Creation of Canada's Newest Territory Broadcast at Bowdoin College
Story posted April 15, 1999
April 1, 1999, BRUNSWICK, Maine -- The Peary-MacMillan Arctic Museum at Bowdoin College offers Maine residents the unique opportunity to witness the historic ceremonies surrounding the formation of Nunavut, Canada's newest territory.
The live Broadcast begins at noon Thursday, April 1, in the Language Media Center Lobby, Sills Hall, at Bowdoin. An evening celebration, including musical performances will be broadcast at 8 p.m. in Smith Auditorium, Sills Hall. Both events are free and open to the public but parking is limited for the noon broadcast, so those hoping to attend should register with the museum at 725-3416.

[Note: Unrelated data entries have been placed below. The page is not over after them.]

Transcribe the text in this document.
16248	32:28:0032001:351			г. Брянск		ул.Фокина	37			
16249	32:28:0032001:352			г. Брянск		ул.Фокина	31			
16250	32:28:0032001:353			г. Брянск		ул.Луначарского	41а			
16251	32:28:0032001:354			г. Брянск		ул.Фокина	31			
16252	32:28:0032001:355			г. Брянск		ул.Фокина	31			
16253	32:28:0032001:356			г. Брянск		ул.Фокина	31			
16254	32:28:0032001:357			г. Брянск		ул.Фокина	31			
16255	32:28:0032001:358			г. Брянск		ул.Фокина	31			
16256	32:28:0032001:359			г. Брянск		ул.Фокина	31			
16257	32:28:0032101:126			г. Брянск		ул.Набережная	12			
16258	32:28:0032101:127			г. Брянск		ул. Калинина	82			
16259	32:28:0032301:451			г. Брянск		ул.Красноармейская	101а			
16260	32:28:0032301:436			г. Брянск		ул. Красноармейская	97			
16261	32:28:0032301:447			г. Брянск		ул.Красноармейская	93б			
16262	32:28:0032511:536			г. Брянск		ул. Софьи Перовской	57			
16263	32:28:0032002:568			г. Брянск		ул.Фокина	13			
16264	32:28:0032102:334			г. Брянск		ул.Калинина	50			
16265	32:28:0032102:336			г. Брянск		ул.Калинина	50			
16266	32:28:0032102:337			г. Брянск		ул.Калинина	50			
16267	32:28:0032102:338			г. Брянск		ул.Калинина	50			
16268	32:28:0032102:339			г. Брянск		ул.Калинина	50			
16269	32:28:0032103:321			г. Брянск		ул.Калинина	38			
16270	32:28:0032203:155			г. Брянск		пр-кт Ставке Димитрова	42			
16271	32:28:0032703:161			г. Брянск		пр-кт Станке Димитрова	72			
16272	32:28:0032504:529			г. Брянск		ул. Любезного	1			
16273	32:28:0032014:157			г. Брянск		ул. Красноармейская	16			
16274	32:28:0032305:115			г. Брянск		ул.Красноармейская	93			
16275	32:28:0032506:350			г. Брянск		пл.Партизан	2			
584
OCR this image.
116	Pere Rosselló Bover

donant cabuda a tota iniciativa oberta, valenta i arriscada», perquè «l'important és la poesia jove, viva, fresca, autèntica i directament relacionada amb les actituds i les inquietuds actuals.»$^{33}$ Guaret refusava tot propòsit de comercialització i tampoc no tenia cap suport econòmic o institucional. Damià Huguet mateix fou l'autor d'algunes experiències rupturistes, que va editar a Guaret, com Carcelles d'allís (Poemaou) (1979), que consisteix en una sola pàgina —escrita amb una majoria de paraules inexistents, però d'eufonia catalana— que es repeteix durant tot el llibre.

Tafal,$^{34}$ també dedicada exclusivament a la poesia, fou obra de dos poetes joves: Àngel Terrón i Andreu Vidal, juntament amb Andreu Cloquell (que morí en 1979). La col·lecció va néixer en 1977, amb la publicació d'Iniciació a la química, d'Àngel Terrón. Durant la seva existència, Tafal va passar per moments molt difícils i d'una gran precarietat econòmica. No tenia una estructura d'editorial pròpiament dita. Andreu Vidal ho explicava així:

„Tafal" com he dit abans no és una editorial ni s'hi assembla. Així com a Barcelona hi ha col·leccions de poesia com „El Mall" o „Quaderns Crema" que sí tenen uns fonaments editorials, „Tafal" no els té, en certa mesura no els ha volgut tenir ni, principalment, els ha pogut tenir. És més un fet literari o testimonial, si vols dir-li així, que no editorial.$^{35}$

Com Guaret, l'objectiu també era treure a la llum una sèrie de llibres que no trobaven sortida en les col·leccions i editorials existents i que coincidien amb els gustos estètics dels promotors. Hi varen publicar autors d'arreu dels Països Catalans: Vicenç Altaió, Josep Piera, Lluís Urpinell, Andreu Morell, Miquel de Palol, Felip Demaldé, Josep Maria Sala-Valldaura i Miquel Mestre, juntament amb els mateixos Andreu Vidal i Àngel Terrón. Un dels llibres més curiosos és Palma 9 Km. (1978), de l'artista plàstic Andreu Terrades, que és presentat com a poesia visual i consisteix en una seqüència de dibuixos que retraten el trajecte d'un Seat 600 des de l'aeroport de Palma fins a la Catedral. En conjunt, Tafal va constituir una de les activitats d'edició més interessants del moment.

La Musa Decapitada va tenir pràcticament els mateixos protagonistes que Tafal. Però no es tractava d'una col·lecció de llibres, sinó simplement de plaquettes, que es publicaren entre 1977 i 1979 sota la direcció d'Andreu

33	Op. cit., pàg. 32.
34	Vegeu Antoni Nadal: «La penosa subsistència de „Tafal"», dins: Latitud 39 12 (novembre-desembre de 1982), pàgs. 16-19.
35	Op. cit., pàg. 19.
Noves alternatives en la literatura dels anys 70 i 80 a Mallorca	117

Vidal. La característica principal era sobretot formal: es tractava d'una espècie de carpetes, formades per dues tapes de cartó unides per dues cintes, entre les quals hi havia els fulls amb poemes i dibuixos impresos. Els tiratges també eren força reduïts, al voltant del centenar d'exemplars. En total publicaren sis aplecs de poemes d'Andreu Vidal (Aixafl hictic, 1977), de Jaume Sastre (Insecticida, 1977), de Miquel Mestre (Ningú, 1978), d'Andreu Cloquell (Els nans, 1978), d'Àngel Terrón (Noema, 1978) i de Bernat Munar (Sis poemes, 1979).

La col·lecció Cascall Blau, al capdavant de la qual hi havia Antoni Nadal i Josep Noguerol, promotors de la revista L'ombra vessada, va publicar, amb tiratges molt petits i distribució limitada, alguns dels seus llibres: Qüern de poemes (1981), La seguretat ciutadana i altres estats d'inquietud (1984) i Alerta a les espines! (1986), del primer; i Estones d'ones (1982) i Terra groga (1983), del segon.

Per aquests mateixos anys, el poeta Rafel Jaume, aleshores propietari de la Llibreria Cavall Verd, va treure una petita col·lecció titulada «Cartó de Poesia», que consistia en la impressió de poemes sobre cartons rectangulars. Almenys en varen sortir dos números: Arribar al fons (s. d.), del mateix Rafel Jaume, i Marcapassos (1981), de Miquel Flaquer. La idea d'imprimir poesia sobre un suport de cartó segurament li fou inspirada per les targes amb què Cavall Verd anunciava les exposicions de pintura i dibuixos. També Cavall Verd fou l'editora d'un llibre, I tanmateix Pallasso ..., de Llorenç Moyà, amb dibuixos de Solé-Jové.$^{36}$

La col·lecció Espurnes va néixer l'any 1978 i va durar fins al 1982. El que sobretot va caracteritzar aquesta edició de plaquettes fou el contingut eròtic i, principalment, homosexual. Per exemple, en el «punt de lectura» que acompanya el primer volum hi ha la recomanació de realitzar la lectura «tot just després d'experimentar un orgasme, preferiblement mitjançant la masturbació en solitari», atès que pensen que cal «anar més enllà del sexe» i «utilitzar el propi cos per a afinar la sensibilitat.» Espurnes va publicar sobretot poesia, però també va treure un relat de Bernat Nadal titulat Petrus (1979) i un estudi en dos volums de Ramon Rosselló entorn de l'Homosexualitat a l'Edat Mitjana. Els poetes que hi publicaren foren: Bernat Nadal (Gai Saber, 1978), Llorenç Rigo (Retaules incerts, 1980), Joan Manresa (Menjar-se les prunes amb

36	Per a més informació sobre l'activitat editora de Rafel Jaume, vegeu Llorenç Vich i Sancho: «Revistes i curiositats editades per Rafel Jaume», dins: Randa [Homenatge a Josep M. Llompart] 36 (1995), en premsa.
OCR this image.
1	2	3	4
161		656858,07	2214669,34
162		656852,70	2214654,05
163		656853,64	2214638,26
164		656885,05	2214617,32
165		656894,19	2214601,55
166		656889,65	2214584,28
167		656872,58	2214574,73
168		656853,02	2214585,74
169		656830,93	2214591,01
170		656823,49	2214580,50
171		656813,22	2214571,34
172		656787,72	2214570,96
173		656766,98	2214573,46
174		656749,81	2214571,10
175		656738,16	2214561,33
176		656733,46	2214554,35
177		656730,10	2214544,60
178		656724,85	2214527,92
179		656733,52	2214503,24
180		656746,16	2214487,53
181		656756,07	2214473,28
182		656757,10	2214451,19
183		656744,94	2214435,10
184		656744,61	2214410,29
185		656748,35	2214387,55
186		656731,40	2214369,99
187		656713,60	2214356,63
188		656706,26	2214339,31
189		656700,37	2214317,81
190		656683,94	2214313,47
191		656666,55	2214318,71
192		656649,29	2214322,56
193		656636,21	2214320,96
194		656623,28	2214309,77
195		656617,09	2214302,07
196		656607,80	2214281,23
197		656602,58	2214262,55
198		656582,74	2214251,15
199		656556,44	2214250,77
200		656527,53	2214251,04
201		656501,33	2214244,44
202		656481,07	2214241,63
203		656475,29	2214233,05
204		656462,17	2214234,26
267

Nunavut, "our land" in the Inuit language, is being created from the eastern half of the former Northwest Territories and will cover 733,608 square miles. It is home to 22,000 people, about 85% of them Inuit. Because the population is overwhelmingly Inuit, it will be permitted a form of self-government, with 19 democratically elected representatives. The formation of the new territory settles a land dispute between the Inuit of Nunavut and Canada.
The settlement, ratified in 1993, gave the Inuit title to 137,394 square miles of land and a 1.1 billion cash settlement to be paid over 14 years. The settlement, along with the new government, gives the people of Nunavut unprecedented control over all aspects of their lives, from education to the management of resources and economic development.